Tahıl koridoru, zirveler ve Türkiye’nin politikası
***
Kuşkusuz tahıl koridorunun kurulması Rusya-Ukrayna Savaşı başladığından beri en ümit verici gelişme. Ancak önce ateşkes ve sonra barışa ulaşmak için daha çok yol yürünmeli. Türkiye bu amaçla yeni diplomatik inisiyatifler almaya devam edecek. Nitekim Cumhurbaşkanı Erdoğan imza töreninde "Savaşın kazananı olmaz" diyerek "adil barış" çağrısı yaptı. Ne yazık ki bu savaşın taraflarının ve destekçilerinin savaşı sürdürme gücü ve kararlılığı yakın vadede bir barışa işaret etmiyor. Rusya'nın Ukrayna işgali ve Batı'nın buna tepkisi "Avrupa'da bir savaş ya da güvenlik krizi" olmakla kalmıyor. Aslında bu işgal ve sonrası yeni bir uluslararası ortam oluşuyor. Enerji, gıda ve emtia krizlerinin küresel bir resesyonu tetiklediği konuşuluyor. Daha önemlisi Batı ve Rusya arasında yeni bir soğuk savaşın başladığı ileri sürülüyor. Batı hegemonyasının bittiği ve çok kutuplu ortamda yeni büyük güç rekabetinin cereyan ettiği vurgulanıyor.***
Bu yeni rekabet Batı ve Sovyetler Birliği arasındaki eski soğuk savaş ortamından farklı bir atmosfer oluşturuyor. Biden yönetiminin "demokrasiler vs otoriterler" söylemi "komünizm tehlikesinin" yerine geçebilecek bir ideolojik sermaye oluşturmuyor. Çin, Hindistan ve diğer küresel-bölgesel güçler Batı-Rusya kutuplaşmasında taraf olmadığı gibi yeni bir jeopolitik ortam üretecek şekilde inisiyatifler alıyor. Rusya'nın izolasyona direnci "Batı sonrası dönem" gidişi ve çok kutupluluğu hızlandırıyor.
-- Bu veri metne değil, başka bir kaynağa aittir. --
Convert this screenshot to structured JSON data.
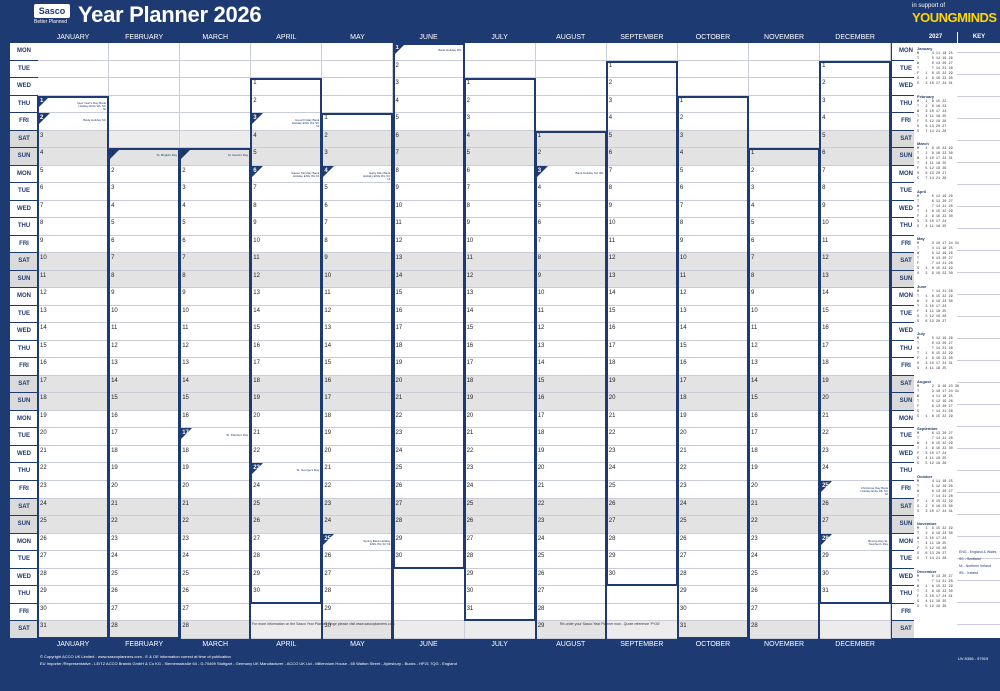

Böylece büyük güç rekabetinin asıl konusu olan ABD-Çin çekişmesi yeni bir düzleme taşınıyor. Rusya'nın izolasyonunda ısrarın Çin ile Rusya'nın yakınlaşmasının kalıcı hale getirebileceğini düşünen Washington'daki uzmanlar endişeli. Rusya pes etmedikçe Batı'nın izolasyon çabası etkisini yitirecek. Zira Moskova, Batı başkentleri ile bozulan ilişkilerini diğer dünya başkentleri ile telafi etme yönüne gidiyor. Tahran Zirvesi, Rusya'nın Ortadoğu'daki iddialarını bırakmadığını gösterdi. Cidde ve Tahran zirvelerinin anlamını bölgedeki güçlerin yeni bir siyaset tarzına geçtikleri realitesi ile okumak lazım. Klasik karşıt ittifaklar yaklaşımı geçerliliğini yitirdi.***
Belirsiz ve çoklu rekabetlerle dolu uluslararası ortama en hazır ülkelerden birisi Erdoğan yönetimindeki Türkiye. Son beşaltı yılda Türk dış politikasında yaşanan en büyük dönüşüm bölgesel ve küresel krizlere yaklaşımda oldu. Rusya'nın Ukrayna'yı işgali sonrası Türkiye'nin yürüttüğü diplomasi ve tahıl koridorunun açılması ile aldığı sonuç tüm dünya başkentlerinin ilgisini çekti. Erdoğan'ı dünkü Dolmabahçe başarısına götüren bazı uygulamaları şu şekilde sıralayabilirim. Kriz öncesinde ve sonrasında her tarafla görüşebilen proaktif diplomasi yürütmek. Çelişen menfaatleri rekabet ve işbirliği geriliminde yönetebilmek. Diplomatların görüşmelerinin yanı sıra liderlerin buluştuğu zirveler ile zorlu süreçlerin sürdürülmesi. Kamplaşma ya da ittifak arayışının yerine mevcut ittifak ve ikili ilişkilerin iyileştirilmesi, sorunların ise paranteze alınması. Jeopolitik değişim dönmelerinde ise parantez içerisindeki konuların yeni müzakerelere konu edilmesi.Ayrıntılar için lütfen tıklayın.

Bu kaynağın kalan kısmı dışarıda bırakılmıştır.